И снова Грэйния не поняла, потому что на Гренаде не бывало никаких вечеров, разве что отец с матерью навещали своих знакомых в Сент-Джорджесе или Шарлоттауне.

Но она была так счастлива в «Тайной гавани», играя с ребятишками рабов, хотя дети ее возраста уже работали на плантациях.

Прежде чем она толком сообразила, что происходит, мать забрала ее с собой, уехав из дома однажды ранним утром, пока отец еще спал после похождений предыдущей ночи.

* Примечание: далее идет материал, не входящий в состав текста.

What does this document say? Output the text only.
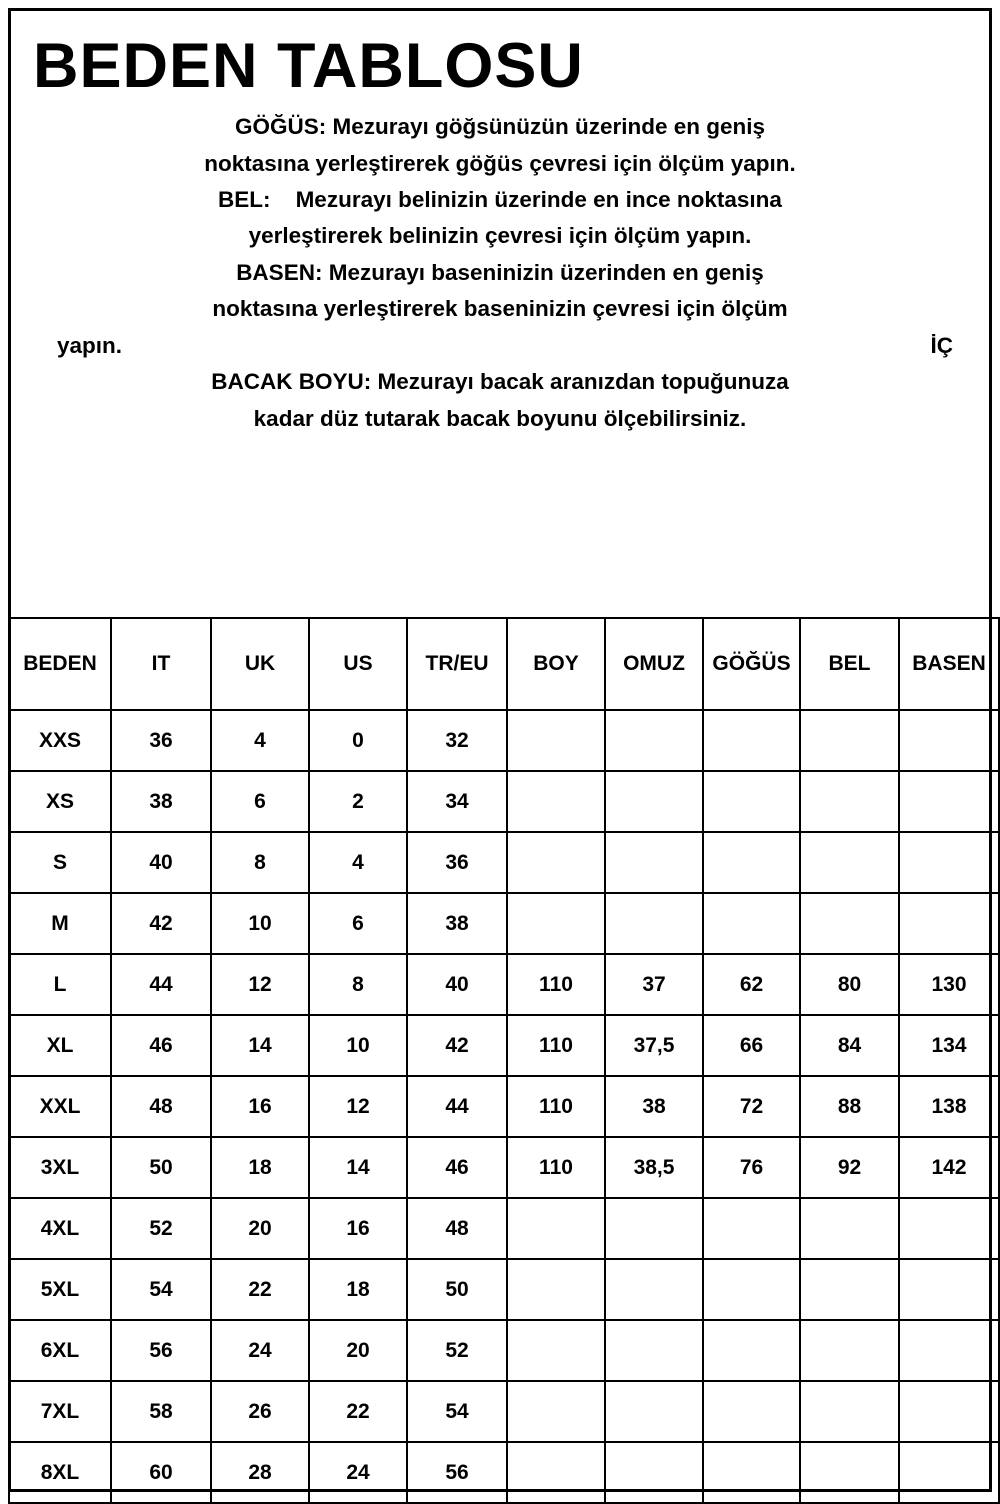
BEDEN TABLOSU

GÖĞÜS: Mezurayı göğsünüzün üzerinde en geniş

noktasına yerleştirerek göğüs çevresi için ölçüm yapın.

BEL: Mezurayı belinizin üzerinde en ince noktasına

yerleştirerek belinizin çevresi için ölçüm yapın.

BASEN: Mezurayı baseninizin üzerinden en geniş

noktasına yerleştirerek baseninizin çevresi için ölçüm

yapın.	İÇ

BACAK BOYU: Mezurayı bacak aranızdan topuğunuza

kadar düz tutarak bacak boyunu ölçebilirsiniz.

BEDEN	IT	UK	US	TR/EU	BOY	OMUZ	GÖĞÜS	BEL	BASEN
XXS	36	4	0	32					
XS	38	6	2	34					
S	40	8	4	36					
M	42	10	6	38					
L	44	12	8	40	110	37	62	80	130
XL	46	14	10	42	110	37,5	66	84	134
XXL	48	16	12	44	110	38	72	88	138
3XL	50	18	14	46	110	38,5	76	92	142
4XL	52	20	16	48					
5XL	54	22	18	50					
6XL	56	24	20	52					
7XL	58	26	22	54					
8XL	60	28	24	56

В красивой гавани Сент-Джорджеса, вид на которую открывался сверху из форта, стоял большой корабль, и почти сразу после того, как они с матерью поднялись на борт, корабль вышел в открытое море и поплыл прочь от острова, бывшего домом для Грэйнии с шестилетнего возраста.

Только уже в Лондоне, где мать возобновила отношения со старыми друзьями, узнала Грэйния, как та в свои восемнадцать лет очертя голову вышла замуж за красавца графа Килкери и через шесть лет уехала с ним, чтобы начать необычную новую жизнь на одном из островов Карибского моря.

— Твоя мама была так красива, — говорила Грэйнии одна из подруг матери, — и когда она покинула нас, мы почувствовали, что Лондон потерял сверкающий драгоценный камень. И теперь она вернулась, чтобы сиять, как прежде, и мы все очень рады ей.

Но теперь все уже было иначе, как скоро поняла Грэйния, потому что отец матери умер, другие родственники состарились и больше не жили в Лондоне, а у них с матерью не было достаточно денег, чтобы занять место в веселом светском обществе, центром которого был молодой принц Уэльский.

Впрочем, графиня Килкери была представлена королю и королеве и получила обещание, что и дочери ее будет оказана такая же честь, когда она станет взрослой.

— А тем временем, моя дорогая, — говорила Грэйнии мать, — ты должна упорно работать, чтобы наверстать упущенное в твоем образовании.

И Грэйния в самом деле работала упорно, потому что хотела порадовать мать и очень хотела учиться.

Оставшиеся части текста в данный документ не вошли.